Charmaine le dio unas palmaditas en el brazo.
– Te pones un poco irracional con ese tema.
Desde la playa llegó el sonido de risas varoniles.
– Más vale que volvamos -dijo Molly-. Mañana tenemos todo el día para hablar de los problemas de Annabelle, incluido por qué se ha traído aquí a Heath, de entrada.
Sharon parecía preocupada.
– Creo que eso salta a la vista. En serio, Annabelle, ¿en qué estabas pensando?
– ¡Son negocios! -exclamó.
– Un poco turbios -murmuró Krystal.
– A Heath le hacía falta evadirse un poco, y yo necesito una ocasión para descubrir por qué no hay forma de encontrarle pareja. No hay nada más.
Charmaine intercambió con Phoebe una mirada significativa, dispuesta a añadir algo, pero Molly acudió al rescate de Annabelle.
– Más vale que volvamos antes de que empiecen a rememorar partidos.
Se encaminaron todas al extremo del embarcadero. Y se pararon en seco.

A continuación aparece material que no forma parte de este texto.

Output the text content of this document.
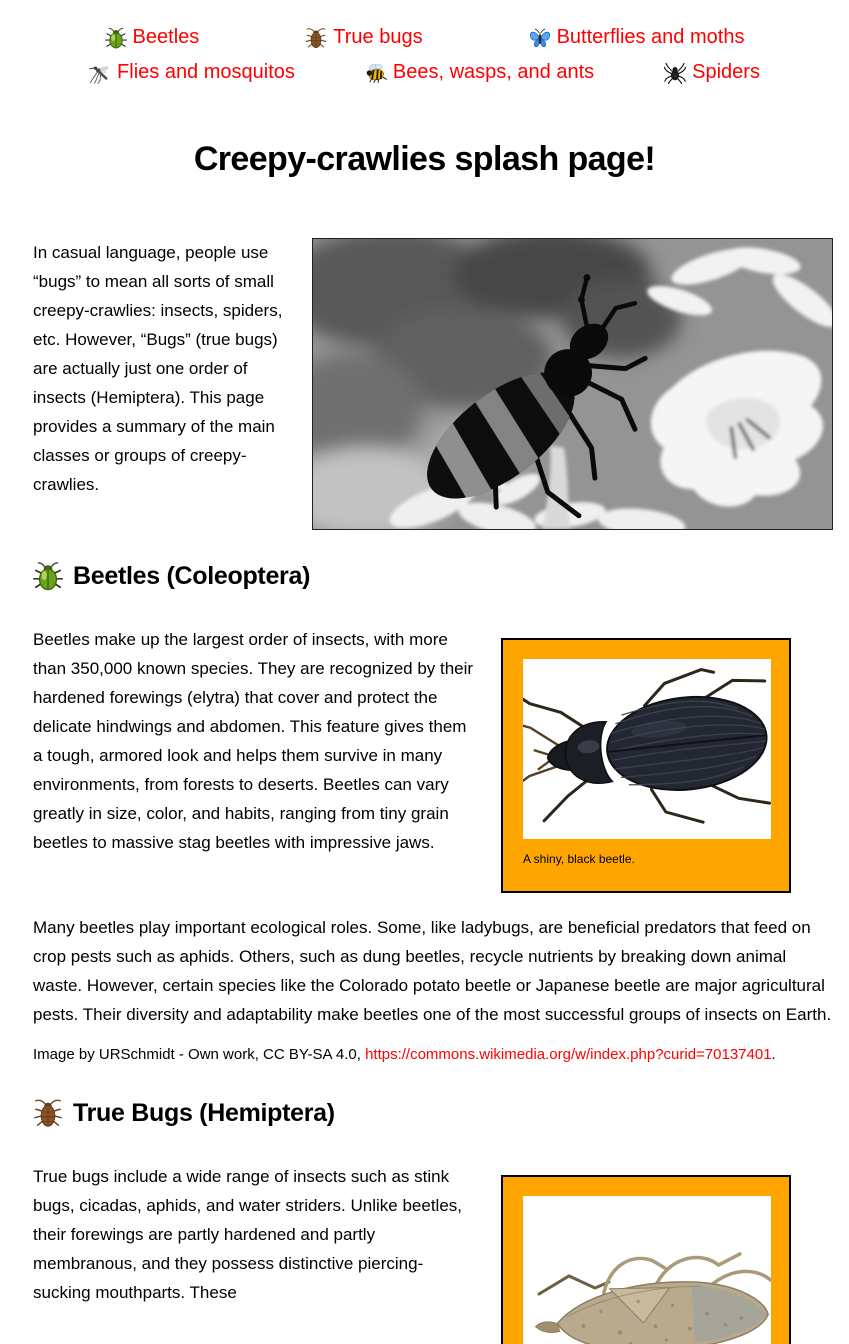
Beetles	True bugs	Butterflies and moths
Flies and mosquitos	Bees, wasps, and ants	Spiders
Creepy-crawlies splash page!

In casual language, people use “bugs” to mean all sorts of small creepy-crawlies: insects, spiders, etc. However, “Bugs” (true bugs) are actually just one order of insects (Hemiptera). This page provides a summary of the main classes or groups of creepy-crawlies.

Beetles (Coleoptera)

Beetles make up the largest order of insects, with more than 350,000 known species. They are recognized by their hardened forewings (elytra) that cover and protect the delicate hindwings and abdomen. This feature gives them a tough, armored look and helps them survive in many environments, from forests to deserts. Beetles can vary greatly in size, color, and habits, ranging from tiny grain beetles to massive stag beetles with impressive jaws.

A shiny, black beetle.

Many beetles play important ecological roles. Some, like ladybugs, are beneficial predators that feed on crop pests such as aphids. Others, such as dung beetles, recycle nutrients by breaking down animal waste. However, certain species like the Colorado potato beetle or Japanese beetle are major agricultural pests. Their diversity and adaptability make beetles one of the most successful groups of insects on Earth.

Image by URSchmidt - Own work, CC BY-SA 4.0, https://commons.wikimedia.org/w/index.php?curid=70137401.

True Bugs (Hemiptera)

True bugs include a wide range of insects such as stink bugs, cicadas, aphids, and water striders. Unlike beetles, their forewings are partly hardened and partly membranous, and they possess distinctive piercing-sucking mouthparts. These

Phoebe fue la primera en romper el largo silencio. Con su voz ronca y sensual, expresó lo que todas estaban pensando.
– Señoras, bienvenidas al jardín de los dioses.
Sharon habló muy pausadamente, con el murmullo del agua de fondo.
– Cuando estás al lado de ellos no acabas de apreciar el impacto del conjunto.
La voz de Krystal tenía un deje soñador.
– Podemos apreciarlo ahora.
Los hombres estaban de pie alrededor del fuego… los seis… a cuál más atractivo. Phoebe se pasó la lengua por el labio inferior y señaló al mayor de todos, un gigante rubio con una mano plantada en la cadera. Un día que ella nunca olvidaría, en el Midwest Sports Dome, Dan Calebow le había salvado la vida con un lanzamiento espiral perfecto.